AI in social media marketing is inevitable at this point. The volume of social content required from publishers is more than most are capable of creating on a consistent basis. The most reasonable fix is to relieve the pressure on a frustrated staff by handing things off to automation.
Enter: AI. Good automation can be a game changer, and there are a lot of places you can use it effectively.
Why you need AI in social marketing
Can a single human mind organize all this? There’s no way limited human capacity can process this much data. Social media platforms use invisible algorithms built on Artificial Intelligence to keep up.
Two tasks that AI can start taking over for you NOW
1. Schedule your posts efficiently.
Unless you can afford a 24/7 team that never takes a day off (or a constantly rotating pool of social media managers), you must schedule your posts in advance. Instead, you can use AI to make these decisions based on every past interaction you have accumulated. Then, the same AI can implement these decisions or offer suggestions for your human staff whenever there is room for increased efficiency.

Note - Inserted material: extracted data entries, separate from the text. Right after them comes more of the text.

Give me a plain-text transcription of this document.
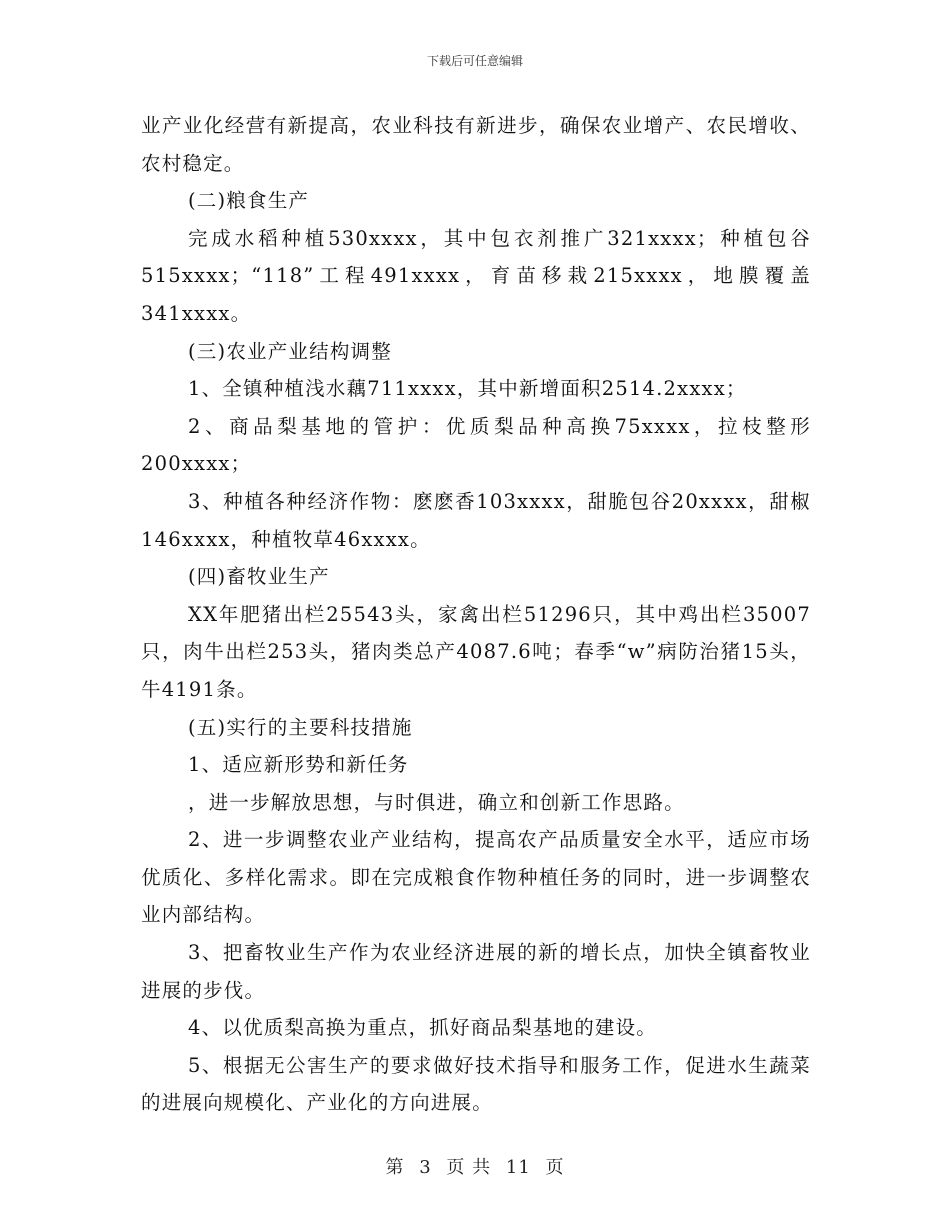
下载后可任意编辑

业产业化经营有新提高，农业科技有新进步，确保农业增产、农民增收、农村稳定。

(二)粮食生产

完成水稻种植530xxxx，其中包衣剂推广321xxxx；种植包谷515xxxx；“118”工程491xxxx，育苗移栽215xxxx，地膜覆盖341xxxx。

(三)农业产业结构调整

1、全镇种植浅水藕711xxxx，其中新增面积2514.2xxxx；

2、商品梨基地的管护：优质梨品种高换75xxxx，拉枝整形200xxxx；

3、种植各种经济作物：麽麽香103xxxx，甜脆包谷20xxxx，甜椒146xxxx，种植牧草46xxxx。

(四)畜牧业生产

XX年肥猪出栏25543头，家禽出栏51296只，其中鸡出栏35007只，肉牛出栏253头，猪肉类总产4087.6吨；春季“w”病防治猪15头，牛4191条。

(五)实行的主要科技措施

1、适应新形势和新任务

，进一步解放思想，与时俱进，确立和创新工作思路。

2、进一步调整农业产业结构，提高农产品质量安全水平，适应市场优质化、多样化需求。即在完成粮食作物种植任务的同时，进一步调整农业内部结构。

3、把畜牧业生产作为农业经济进展的新的增长点，加快全镇畜牧业进展的步伐。

4、以优质梨高换为重点，抓好商品梨基地的建设。

5、根据无公害生产的要求做好技术指导和服务工作，促进水生蔬菜的进展向规模化、产业化的方向进展。

第 3 页 共 11 页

2. Track the public’s emotions
The next step if figuring out how to track the effectiveness and how much you can spend. Usually, this is measured by examining conversion and click-through rates. However, not all types of clout can be measured through sales – and never is this as accurate as in the publishing industry.
Emotion AI is a new form of analyzing the reactions and feelings of your readers. It uses AI-powered natural language processing to see what’s on your readers’ minds based on their comments and sharing behavior.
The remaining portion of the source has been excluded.